Routed Gothic, a very close match for the general text of the plot
Hussar Bold Condensed, a not-that-great match for the main title, but it’ll do

It was sufficient for me to install these fonts on my system (macOS Big Sur running R v4.0.5) and invoke them by name, as you’ll see through the rest of this walkthrough. Your mileage may vary.

Constants

I’ve set a few values as objects so they can be reused and changed more easily without having to copy-paste in the body of the script. Note that I’ve used the convention here that constants are ALL_CAPS, so they’re easier to spot in the plotting code.

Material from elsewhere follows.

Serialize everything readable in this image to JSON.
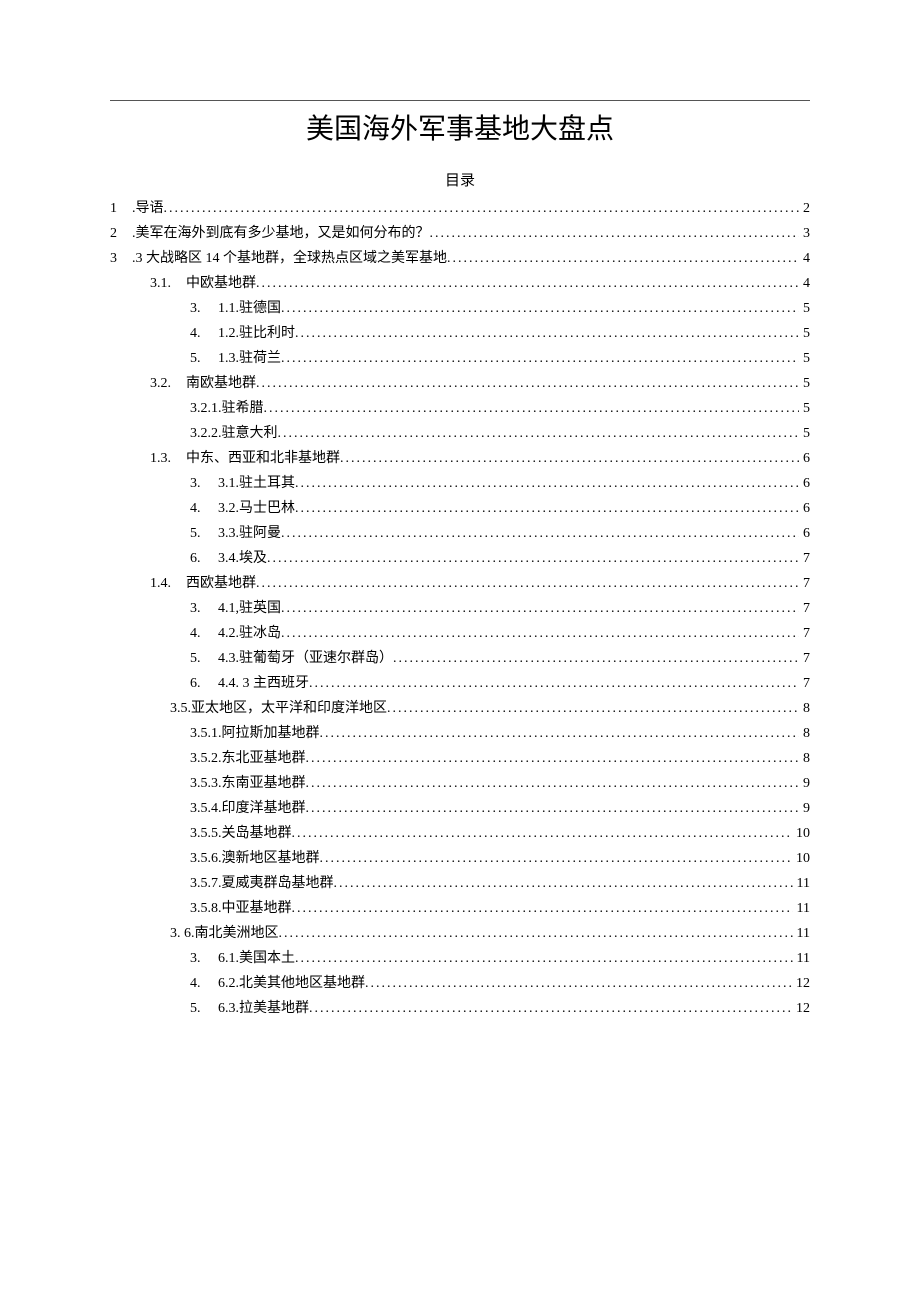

Click for constants (I hid this because it’s dull)

# Constants: general
CEX       <- 0.8      # font size
YDIV      <- 1000     # division for y-axis
BLACK     <- "black"  # easy to supply off-black instead
WHITE     <- "white"
XTICK_LEN <- 0.02     # x axis tick length
YTICK_LEN <- 0.03

# Constants: lineplot (LP)
LP_YLIM      <- c(0, 12)  # y-axis limite
LP_WIDTH     <- 3         # width of lines
LP_YTICK_SEQ <- seq(2, 10, 2)  # y tick locations 
LP_YLAB_SEQ  <- seq(0, 12, 2)  # y label locations

# Constants: barplot (BP)
BP_YLIM        <- c(0, 25)
BP_YTICK_SEQ   <- seq(5, 20, 5)
BP_YLAB_SEQ    <- seq(0, 25, 5)
BP_SPACE       <- 0.5  # space between bars
BP_HATCH_ANGLE <- 45   # hatchmark angle
BP_HATCH_HI    <- 25   # hatchmark density
BP_HATCH_MID   <- 22
BP_HATCH_LO    <- 12

Start a graphics device

With base plotting you first open a new ‘device’ so that your plotting calls can be captured. You specify things here like the write path and dimensions. When you’ve finished your plotting code, you run dev.off() to close the device and save the output.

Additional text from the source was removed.